Maybe it's just that I'm not ready for a movie like this. Maybe there's some mystical insight one needs to grasp the unity of all the layers. I have a more practical mind.
(Spoiler alert: do not continue if you wish to come at the movie unprepared).
For example, I wanted to know whether Conquistador Tom's Mayan jungle thread was 'real' or just the writing of Izzi, or some ambiguous middle-ground. As an avid follower of the time travel genre, I wanted to know if Researcher Tom's change of mind to follow Izzi out the door and make amends while she was alive changed the universal timeline, or if it was nothing but a simple-minded metaphor for making the best of the present. And I really wanted to know something about Mystic Kung Fu Tom and his space bubble, like, is he simply a reincarnation? A Super Distant Future Tom that never died? Or was he just Astral Projection Tom, living in a plane of existence incredibly like our own, except for where it's different? I didn't get it.
I did get that it was supposed to be this amazing love story. That's what it was trying to be, and it reached that for a lot of other people. Me, not so much. Love for me is so much more than dramatic beauty and grandiose dreams and pronouncements, like, so cool of you to cure death to keep someone alive forever, you love them that much. But you treat them badly while they live, because you're so obsessed. I get that's supposed to be the character arc, that Tom progresses from being a rather obnoxious and unpleasant person to this supreme mystical father of life figure, because love.
But I just couldn't buy into it. It was, in fact, too external. Odd, right? This story is so much about that inner life, supposedly, but where is it in the story? Where do we find this real, living connection building between two lovers? It's more clear and more believable in something like Pride & Prejudice. That's a real picture of a tender love blossoming from hard dirt. Even Casablanca is better. But for this film, the love story is simply presumed to be there, so we can watch stunning visuals about it.

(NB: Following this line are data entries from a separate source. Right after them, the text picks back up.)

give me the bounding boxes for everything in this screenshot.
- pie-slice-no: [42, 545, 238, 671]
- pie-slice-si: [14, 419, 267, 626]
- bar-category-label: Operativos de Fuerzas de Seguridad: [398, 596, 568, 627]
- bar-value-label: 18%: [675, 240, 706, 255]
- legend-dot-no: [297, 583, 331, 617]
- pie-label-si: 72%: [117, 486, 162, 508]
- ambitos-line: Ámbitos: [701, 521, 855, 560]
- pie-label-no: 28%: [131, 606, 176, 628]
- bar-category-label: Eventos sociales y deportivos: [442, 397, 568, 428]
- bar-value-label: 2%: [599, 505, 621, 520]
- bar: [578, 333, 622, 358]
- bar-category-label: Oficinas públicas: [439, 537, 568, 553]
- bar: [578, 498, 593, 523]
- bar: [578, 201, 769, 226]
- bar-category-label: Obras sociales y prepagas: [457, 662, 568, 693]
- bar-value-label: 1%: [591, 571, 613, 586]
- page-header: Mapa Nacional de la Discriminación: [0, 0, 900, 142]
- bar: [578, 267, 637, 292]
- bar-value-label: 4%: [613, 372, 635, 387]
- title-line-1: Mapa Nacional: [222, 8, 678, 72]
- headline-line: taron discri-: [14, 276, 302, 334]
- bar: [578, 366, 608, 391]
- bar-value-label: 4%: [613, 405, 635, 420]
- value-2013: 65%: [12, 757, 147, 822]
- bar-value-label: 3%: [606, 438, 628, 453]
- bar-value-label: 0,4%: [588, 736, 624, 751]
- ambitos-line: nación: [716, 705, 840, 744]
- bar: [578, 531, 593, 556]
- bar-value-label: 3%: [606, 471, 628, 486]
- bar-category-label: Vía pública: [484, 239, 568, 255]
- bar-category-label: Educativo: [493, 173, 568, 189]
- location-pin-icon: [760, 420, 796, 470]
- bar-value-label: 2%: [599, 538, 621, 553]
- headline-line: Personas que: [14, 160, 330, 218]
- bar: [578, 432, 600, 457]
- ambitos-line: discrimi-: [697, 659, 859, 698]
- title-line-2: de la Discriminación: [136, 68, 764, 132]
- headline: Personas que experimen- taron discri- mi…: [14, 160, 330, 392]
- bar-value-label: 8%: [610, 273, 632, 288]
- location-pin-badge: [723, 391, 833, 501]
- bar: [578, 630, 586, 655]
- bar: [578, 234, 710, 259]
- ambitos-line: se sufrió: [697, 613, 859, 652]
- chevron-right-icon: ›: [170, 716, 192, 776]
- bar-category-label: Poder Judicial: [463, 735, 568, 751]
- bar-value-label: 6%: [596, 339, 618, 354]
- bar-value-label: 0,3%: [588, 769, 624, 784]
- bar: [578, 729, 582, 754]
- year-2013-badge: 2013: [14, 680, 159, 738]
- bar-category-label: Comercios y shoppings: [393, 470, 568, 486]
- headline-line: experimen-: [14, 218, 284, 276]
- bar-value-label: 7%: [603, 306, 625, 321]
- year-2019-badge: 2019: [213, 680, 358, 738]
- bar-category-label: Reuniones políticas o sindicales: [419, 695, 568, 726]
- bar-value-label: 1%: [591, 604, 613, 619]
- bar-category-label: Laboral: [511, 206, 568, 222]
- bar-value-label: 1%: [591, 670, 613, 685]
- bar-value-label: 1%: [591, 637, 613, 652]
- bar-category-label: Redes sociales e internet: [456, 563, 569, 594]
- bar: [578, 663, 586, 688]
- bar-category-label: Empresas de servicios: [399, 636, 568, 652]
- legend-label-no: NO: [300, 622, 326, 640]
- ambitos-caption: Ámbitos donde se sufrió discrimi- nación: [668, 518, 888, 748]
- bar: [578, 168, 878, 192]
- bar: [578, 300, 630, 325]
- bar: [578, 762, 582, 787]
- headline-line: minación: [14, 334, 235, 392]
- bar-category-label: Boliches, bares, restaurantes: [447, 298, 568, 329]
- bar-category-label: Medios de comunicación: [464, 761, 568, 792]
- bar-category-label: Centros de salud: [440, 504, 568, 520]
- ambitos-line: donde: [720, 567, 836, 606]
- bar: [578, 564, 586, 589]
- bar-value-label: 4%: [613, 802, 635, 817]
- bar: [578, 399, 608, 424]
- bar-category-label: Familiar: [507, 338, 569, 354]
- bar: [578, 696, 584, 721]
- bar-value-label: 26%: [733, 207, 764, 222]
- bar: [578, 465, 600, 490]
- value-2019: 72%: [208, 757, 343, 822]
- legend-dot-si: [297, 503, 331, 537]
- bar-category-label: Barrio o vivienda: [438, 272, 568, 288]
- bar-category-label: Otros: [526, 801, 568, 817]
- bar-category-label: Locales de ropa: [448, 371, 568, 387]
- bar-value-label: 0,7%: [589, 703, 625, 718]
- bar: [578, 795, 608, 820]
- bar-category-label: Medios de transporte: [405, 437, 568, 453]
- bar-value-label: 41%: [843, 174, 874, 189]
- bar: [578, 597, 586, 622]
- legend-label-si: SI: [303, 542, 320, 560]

And I have no wish to be insensitive to the statement the movie is making about accepting death, which I understand has made this movie very meaningful for others. For me, I am dealing with those issues in my life, and this movie says nothing to me in that regard. Ambiguity as a style choice I understand. But it's shallow comfort compared to clarity. I felt empty at the end of this story, confused, no better off than I was at the beginning. Maybe that's just me. Like I said, I have a practical mind. Maybe I'm not the right sort of person for a film like this.